In the following decade, Seierstad became an internationally renowned reporter and author, traveling to the Balkans, Afghanistan, Iraq, and other war-torn regions. But she never lost sight of this conflict that had initially inspired her career. Over the course of a decade, she watched as Russia ruthlessly suppressed an Islamic rebellion in two bloody wars and as Chechnya evolved into one of the flashpoints in a world now focused on the threat of international terrorism.
In 2006, Seierstad finally returned to Chechnya, traveling in secret and under the constant threat of danger. In a broken and devastated society she lived with orphans, the wounded, the lost. And she lived with the children of Grozny, those who will shape the country's future. She asks the question: What happens to a child who grows up surrounded by war and accustomed to violence?
A compelling, intimate, and often heartbreaking portrait of Chechnya today, The Angel of Grozny is a vivid account of a land's violent history and its ongoing battle for freedom.
"In this searing journey through a traumatized Chechnya, two children orphaned by the civil war — Timur, a violent street urchin, and his sister Liana, a waif molested by her uncle who becomes a kleptomaniac — symbolize their country's agony, abandonment and lingering dysfunctions. Norwegian journalist Seierstad (The Bookseller of Kabul) includes them in a gallery of portraits drawn from her reporting — sometimes undercover — from the region. These include a kindly childless woman who runs Grozny's last orphanage; a Russian soldier suffering from brain damage caused by a rebel mine; survivors of Stalin's expulsion of the Chechens to Kazakhstan in WWII; and a family whose daughter joined an Islamist sect and died in the spectacular terrorist takeover of a Moscow theater. Even more disturbing is her chilling, absurdist depiction of the regime of Moscow-backed Chechen president Ramzan Kadyrov, which combines torture and disappearances with a saccharine cult of personality. (One of Kadyrov's youth groups distributed roses on his behalf to every woman in Grozny.) There are many victims but few heroes; the author finds chauvinism and Islamist misogyny to be among the reliable reflexes of the dispossessed in this wounded society. Seierstad's vivid, unsparing reportage makes this distant tragedy very personal. (Sept.)" Publishers Weekly (Starred Review) (Copyright Reed Business Information, Inc.)

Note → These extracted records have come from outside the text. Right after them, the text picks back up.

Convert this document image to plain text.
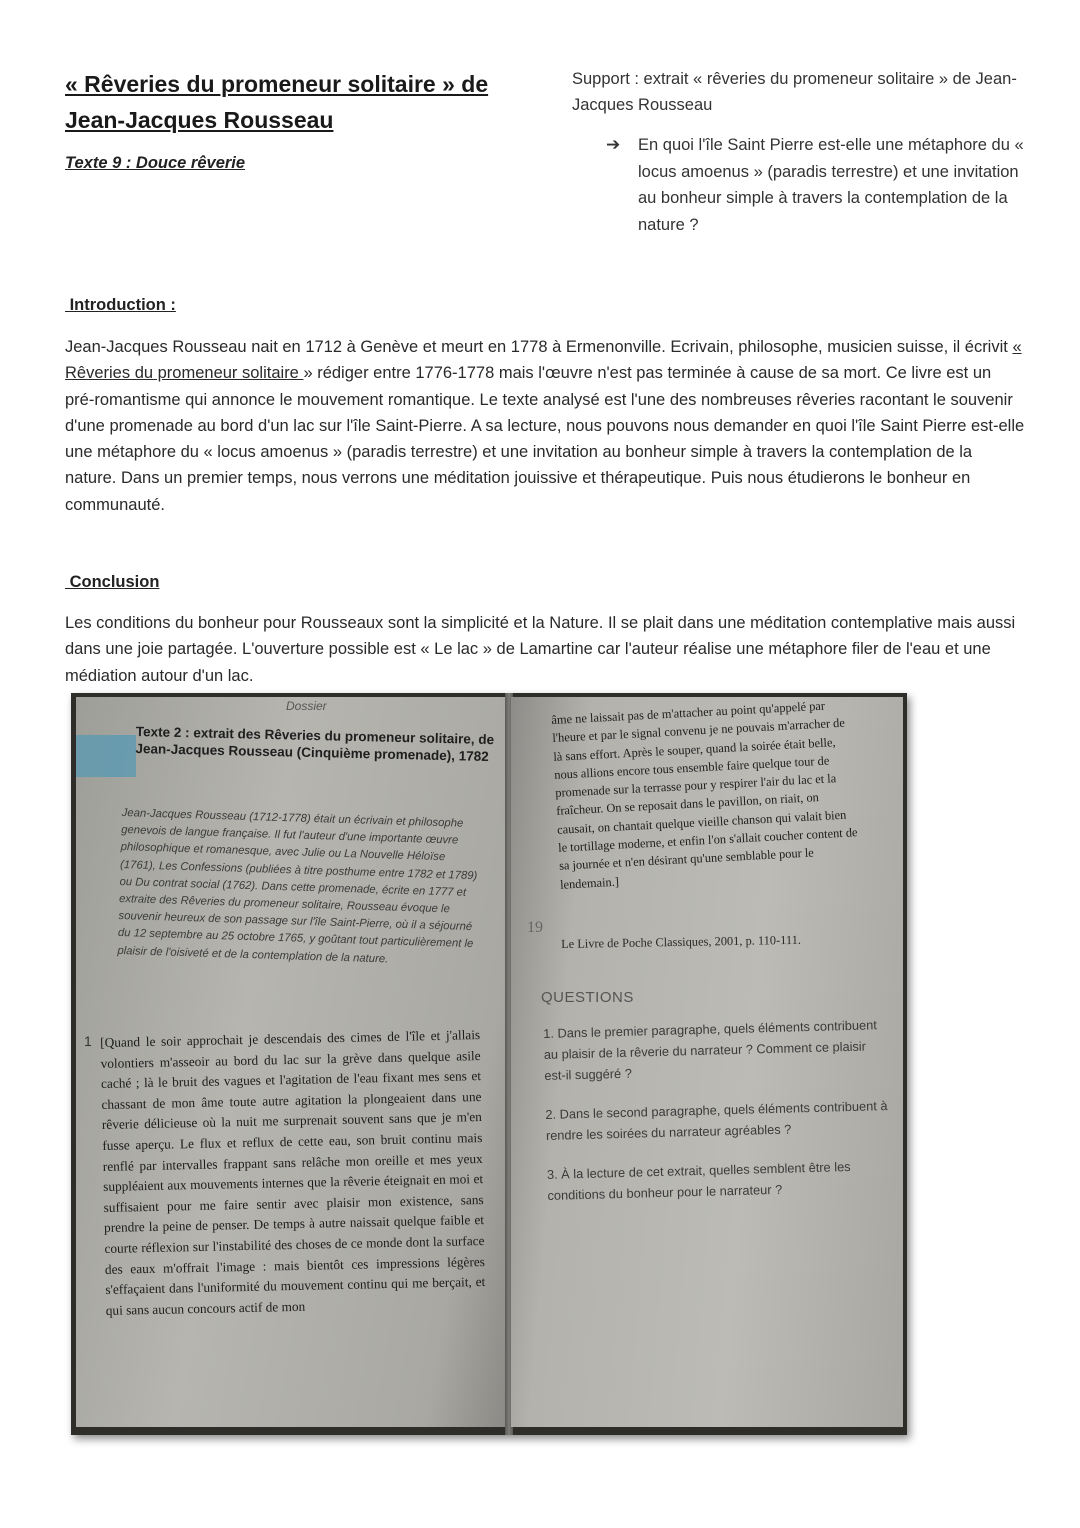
« Rêveries du promeneur solitaire » de Jean-Jacques Rousseau
Texte 9 : Douce rêverie
Support : extrait « rêveries du promeneur solitaire » de Jean-Jacques Rousseau
➔ En quoi l'île Saint Pierre est-elle une métaphore du « locus amoenus » (paradis terrestre) et une invitation au bonheur simple à travers la contemplation de la nature ?
Introduction :
Jean-Jacques Rousseau nait en 1712 à Genève et meurt en 1778 à Ermenonville. Ecrivain, philosophe, musicien suisse, il écrivit « Rêveries du promeneur solitaire » rédiger entre 1776-1778 mais l'œuvre n'est pas terminée à cause de sa mort. Ce livre est un pré-romantisme qui annonce le mouvement romantique. Le texte analysé est l'une des nombreuses rêveries racontant le souvenir d'une promenade au bord d'un lac sur l'île Saint-Pierre. A sa lecture, nous pouvons nous demander en quoi l'île Saint Pierre est-elle une métaphore du « locus amoenus » (paradis terrestre) et une invitation au bonheur simple à travers la contemplation de la nature. Dans un premier temps, nous verrons une méditation jouissive et thérapeutique. Puis nous étudierons le bonheur en communauté.
Conclusion
Les conditions du bonheur pour Rousseaux sont la simplicité et la Nature. Il se plait dans une méditation contemplative mais aussi dans une joie partagée. L'ouverture possible est « Le lac » de Lamartine car l'auteur réalise une métaphore filer de l'eau et une médiation autour d'un lac.
Dossier
Texte 2 : extrait des Rêveries du promeneur solitaire, de Jean-Jacques Rousseau (Cinquième promenade), 1782
Jean-Jacques Rousseau (1712-1778) était un écrivain et philosophe genevois de langue française. Il fut l'auteur d'une importante œuvre philosophique et romanesque, avec Julie ou La Nouvelle Héloïse (1761), Les Confessions (publiées à titre posthume entre 1782 et 1789) ou Du contrat social (1762). Dans cette promenade, écrite en 1777 et extraite des Rêveries du promeneur solitaire, Rousseau évoque le souvenir heureux de son passage sur l'île Saint-Pierre, où il a séjourné du 12 septembre au 25 octobre 1765, y goûtant tout particulièrement le plaisir de l'oisiveté et de la contemplation de la nature.
1 [Quand le soir approchait je descendais des cimes de l'île et j'allais volontiers m'asseoir au bord du lac sur la grève dans quelque asile caché ; là le bruit des vagues et l'agitation de l'eau fixant mes sens et chassant de mon âme toute autre agitation la plongeaient dans une rêverie délicieuse où la nuit me surprenait souvent sans que je m'en fusse aperçu. Le flux et reflux de cette eau, son bruit continu mais renflé par intervalles frappant sans relâche mon oreille et mes yeux suppléaient aux mouvements internes que la rêverie éteignait en moi et suffisaient pour me faire sentir avec plaisir mon existence, sans prendre la peine de penser. De temps à autre naissait quelque faible et courte réflexion sur l'instabilité des choses de ce monde dont la surface des eaux m'offrait l'image : mais bientôt ces impressions légères s'effaçaient dans l'uniformité du mouvement continu qui me berçait, et qui sans aucun concours actif de mon
âme ne laissait pas de m'attacher au point qu'appelé par l'heure et par le signal convenu je ne pouvais m'arracher de là sans effort. Après le souper, quand la soirée était belle, nous allions encore tous ensemble faire quelque tour de promenade sur la terrasse pour y respirer l'air du lac et la fraîcheur. On se reposait dans le pavillon, on riait, on causait, on chantait quelque vieille chanson qui valait bien le tortillage moderne, et enfin l'on s'allait coucher content de sa journée et n'en désirant qu'une semblable pour le lendemain.]
19
Le Livre de Poche Classiques, 2001, p. 110-111.
QUESTIONS

1. Dans le premier paragraphe, quels éléments contribuent au plaisir de la rêverie du narrateur ? Comment ce plaisir est-il suggéré ?

2. Dans le second paragraphe, quels éléments contribuent à rendre les soirées du narrateur agréables ?

3. À la lecture de cet extrait, quelles semblent être les conditions du bonheur pour le narrateur ?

"Seierstad reveals how knowing nothing but anger, poverty, and conflict can damage the psyche of a child and how a mother's love is sometimes enough to change a life — but sometimes is not." Library Journal
"A sympathetic, brave work from a deeply engaged war correspondent." Kirkus Reviews
"Powerful, painful, and raw, Seierstad's latest is essential reading." Booklist
"Seierstad has produced a masterly and much needed call to attention for the international community." New York Times
"Seierstad has not written an anti-Russian book. She does, however, offer readers chilling views of the effects of conflict and upheaval on life in Chechnya." Christian Science Monitor
"Readers who were captivated by her previous bestsellers...will find here a journey equally compelling in its humanity and astonishing descriptive power. It's well worth the trip." Minneapolis Star Tribune
International bestselling journalist and author Seierstad returns from her most harrowing and dangerous journey yet — this time into the rarely glimpsed, strife-torn region of Chechnya.
About the Author
Åsne Seierstad is an award-winning journalist who has reported from such wartorn regions as Chechnya, the Balkans, Afghanistan, and Iraq. She is the author of A Hundred and One Days as well as The Bookseller of Kabul, an international bestseller that has been translated into thirty-eight languages. Seierstad makes her home in Norway and travels frequently to the United States.